This is much better! The word "make" is fine in this sentence. I think this is ok for use in an academic essay.
Just three adjustments to your work.
Being a primary school teacher is an exhausting job that requires a lot of concentration. This age group is so energetic and active that you will need to be at least as dynamic as the students. [strike]This[/strike] will [strike]possibly[/strike] make them motivated as well as meet their minimum educational requirements.
I would remove the word "possibly". It is not a grammar problem. However, what it does is weaken the strength of the sentence. By adding "possibly" to the sentence, you are saying that you think what you are saying is true, but you are not 100% certain of it.
Note that I have highlighted the two sentences starting with the word "this". You should not start two sentences in a row like this. One "this" should be changed and I vote for the second one because the last sentence should be changed.
This will possibly make them motivated as well as meet their minimum educational requirements.
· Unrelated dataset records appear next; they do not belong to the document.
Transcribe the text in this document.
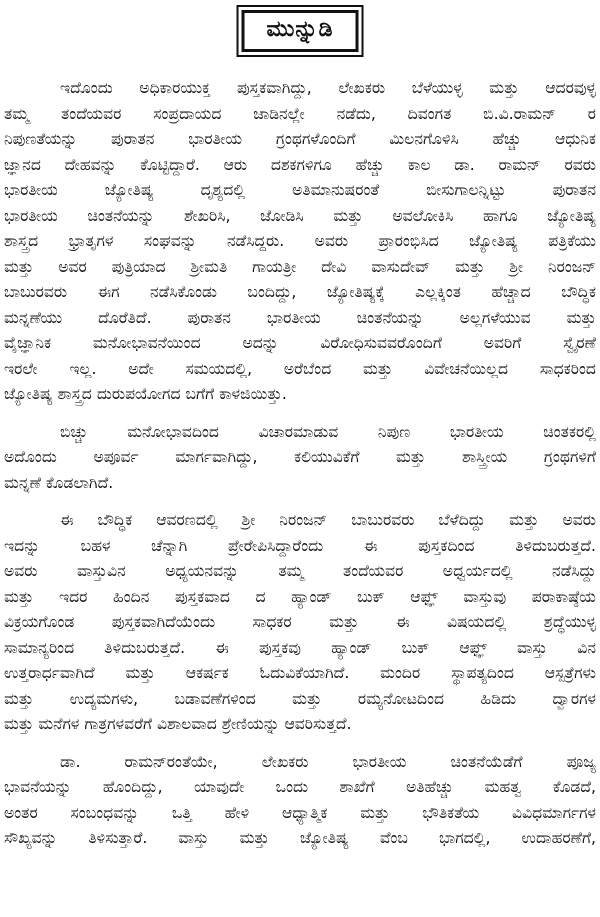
ಮುನ್ನುಡಿ

ಇದೊಂದು ಅಧಿಕಾರಯುಕ್ತ ಪುಸ್ತಕವಾಗಿದ್ದು, ಲೇಖಕರು ಬೆಳೆಯುಳ್ಳ ಮತ್ತು ಆದರವುಳ್ಳ
ತಮ್ಮ ತಂದೆಯವರ ಸಂಪ್ರದಾಯದ ಜಾಡಿನಲ್ಲೇ ನಡೆದು, ದಿವಂಗತ ಬಿ.ವಿ.ರಾಮನ್ ರ
ನಿಪುಣತೆಯನ್ನು ಪುರಾತನ ಭಾರತೀಯ ಗ್ರಂಥಗಳೊಂದಿಗೆ ಮಿಲನಗೊಳಿಸಿ ಹೆಚ್ಚು ಆಧುನಿಕ
ಜ್ಞಾನದ ದೇಹವನ್ನು ಕೊಟ್ಟಿದ್ದಾರೆ. ಆರು ದಶಕಗಳಿಗೂ ಹೆಚ್ಚು ಕಾಲ ಡಾ. ರಾಮನ್ ರವರು
ಭಾರತೀಯ ಜ್ಯೋತಿಷ್ಯ ದೃಶ್ಯದಲ್ಲಿ ಅತಿಮಾನುಷರಂತೆ ಬೀಸುಗಾಲನ್ನಿಟ್ಟು ಪುರಾತನ
ಭಾರತೀಯ ಚಿಂತನೆಯನ್ನು ಶೇಖರಿಸಿ, ಜೋಡಿಸಿ ಮತ್ತು ಅವಲೋಕಿಸಿ ಹಾಗೂ ಜ್ಯೋತಿಷ್ಯ
ಶಾಸ್ತ್ರದ ಭ್ರಾತೃಗಳ ಸಂಘವನ್ನು ನಡೆಸಿದ್ದರು. ಅವರು ಪ್ರಾರಂಭಿಸಿದ ಜ್ಯೋತಿಷ್ಯ ಪತ್ರಿಕೆಯು
ಮತ್ತು ಅವರ ಪುತ್ರಿಯಾದ ಶ್ರೀಮತಿ ಗಾಯತ್ರೀ ದೇವಿ ವಾಸುದೇವ್ ಮತ್ತು ಶ್ರೀ ನಿರಂಜನ್
ಬಾಬುರವರು ಈಗ ನಡೆಸಿಕೊಂಡು ಬಂದಿದ್ದು, ಜ್ಯೋತಿಷ್ಯಕ್ಕೆ ಎಲ್ಲಕ್ಕಿಂತ ಹೆಚ್ಚಾದ ಬೌದ್ಧಿಕ
ಮನ್ನಣೆಯು ದೊರೆತಿದೆ. ಪುರಾತನ ಭಾರತೀಯ ಚಿಂತನೆಯನ್ನು ಅಲ್ಲಗಳೆಯುವ ಮತ್ತು
ವೈಜ್ಞಾನಿಕ ಮನೋಭಾವನೆಯಿಂದ ಅದನ್ನು ವಿರೋಧಿಸುವವರೊಂದಿಗೆ ಅವರಿಗೆ ಸ್ವೈರಣೆ
ಇರಲೇ ಇಲ್ಲ. ಅದೇ ಸಮಯದಲ್ಲಿ, ಅರೆಬೆಂದ ಮತ್ತು ವಿವೇಚನೆಯಿಲ್ಲದ ಸಾಧಕರಿಂದ
ಜ್ಯೋತಿಷ್ಯ ಶಾಸ್ತ್ರದ ದುರುಪಯೋಗದ ಬಗೆಗೆ ಕಾಳಜಿಯಿತ್ತು.

ಬಿಚ್ಚು ಮನೋಭಾವದಿಂದ ವಿಚಾರಮಾಡುವ ನಿಪುಣ ಭಾರತೀಯ ಚಿಂತಕರಲ್ಲಿ
ಅದೊಂದು ಅಪೂರ್ವ ಮಾರ್ಗವಾಗಿದ್ದು, ಕಲಿಯುವಿಕೆಗೆ ಮತ್ತು ಶಾಸ್ತ್ರೀಯ ಗ್ರಂಥಗಳಿಗೆ
ಮನ್ನಣೆ ಕೊಡಲಾಗಿದೆ.

ಈ ಬೌದ್ಧಿಕ ಆವರಣದಲ್ಲಿ ಶ್ರೀ ನಿರಂಜನ್ ಬಾಬುರವರು ಬೆಳೆದಿದ್ದು ಮತ್ತು ಅವರು
ಇದನ್ನು ಬಹಳ ಚೆನ್ನಾಗಿ ಪ್ರೇರೇಪಿಸಿದ್ದಾರೆಂದು ಈ ಪುಸ್ತಕದಿಂದ ತಿಳಿದುಬರುತ್ತದೆ.
ಅವರು ವಾಸ್ತುವಿನ ಅಧ್ಯಯನವನ್ನು ತಮ್ಮ ತಂದೆಯವರ ಅಧ್ವರ್ಯದಲ್ಲಿ ನಡೆಸಿದ್ದು
ಮತ್ತು ಇದರ ಹಿಂದಿನ ಪುಸ್ತಕವಾದ ದ ಹ್ಯಾಂಡ್ ಬುಕ್ ಆಫ್ಞ್ ವಾಸ್ತುವು ಪರಾಕಾಷ್ಠೆಯ
ವಿಕ್ರಯಗೊಂಡ ಪುಸ್ತಕವಾಗಿದೆಯೆಂದು ಸಾಧಕರ ಮತ್ತು ಈ ವಿಷಯದಲ್ಲಿ ಶ್ರದ್ಧೆಯುಳ್ಳ
ಸಾಮಾನ್ಯರಿಂದ ತಿಳಿದುಬರುತ್ತದೆ. ಈ ಪುಸ್ತಕವು ಹ್ಯಾಂಡ್ ಬುಕ್ ಆಫ್ಞ್ ವಾಸ್ತು ವಿನ
ಉತ್ತರಾರ್ಧವಾಗಿದೆ ಮತ್ತು ಆಕರ್ಷಕ ಓದುವಿಕೆಯಾಗಿದೆ. ಮಂದಿರ ಸ್ಥಾಪತ್ಯದಿಂದ ಆಸ್ಪತ್ರೆಗಳು
ಮತ್ತು ಉದ್ಯಮಗಳು, ಬಡಾವಣೆಗಳಿಂದ ಮತ್ತು ರಮ್ಯನೋಟದಿಂದ ಹಿಡಿದು ದ್ವಾರಗಳ
ಮತ್ತು ಮನೆಗಳ ಗಾತ್ರಗಳವರೆಗೆ ವಿಶಾಲವಾದ ಶ್ರೇಣಿಯನ್ನು ಆವರಿಸುತ್ತದೆ.

ಡಾ. ರಾಮನ್‌ರಂತೆಯೇ, ಲೇಖಕರು ಭಾರತೀಯ ಚಿಂತನೆಯೆಡೆಗೆ ಪೂಜ್ಯ
ಭಾವನೆಯನ್ನು ಹೊಂದಿದ್ದು, ಯಾವುದೇ ಒಂದು ಶಾಖೆಗೆ ಅತಿಹೆಚ್ಚು ಮಹತ್ವ ಕೊಡದೆ,
ಅಂತರ ಸಂಬಂಧವನ್ನು ಒತ್ತಿ ಹೇಳಿ ಆಧ್ಯಾತ್ಮಿಕ ಮತ್ತು ಭೌತಿಕತೆಯ ವಿವಿಧಮಾರ್ಗಗಳ
ಸೌಖ್ಯವನ್ನು ತಿಳಿಸುತ್ತಾರೆ. ವಾಸ್ತು ಮತ್ತು ಜ್ಯೋತಿಷ್ಯ ವೆಂಬ ಭಾಗದಲ್ಲಿ, ಉದಾಹರಣೆಗೆ,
This sentence refers back to the previous sentence where you discuss the need for the teacher to be "dynamic". As you point out, this would keep the children motivated. However "meet their minimum educational requirements" does not relate to being "dynamic". Do you see what I mean? I could be a teacher who was very energetic and dynamic in my approach but fail as a teacher because I did not teach them anything.
What I suggest is that you take that first part of the sentence and create a subordinate clause that would be used in the previous sentence (this also eliminates the second "this" problem). Then write another sentence where you comment on meeting minimum education standards.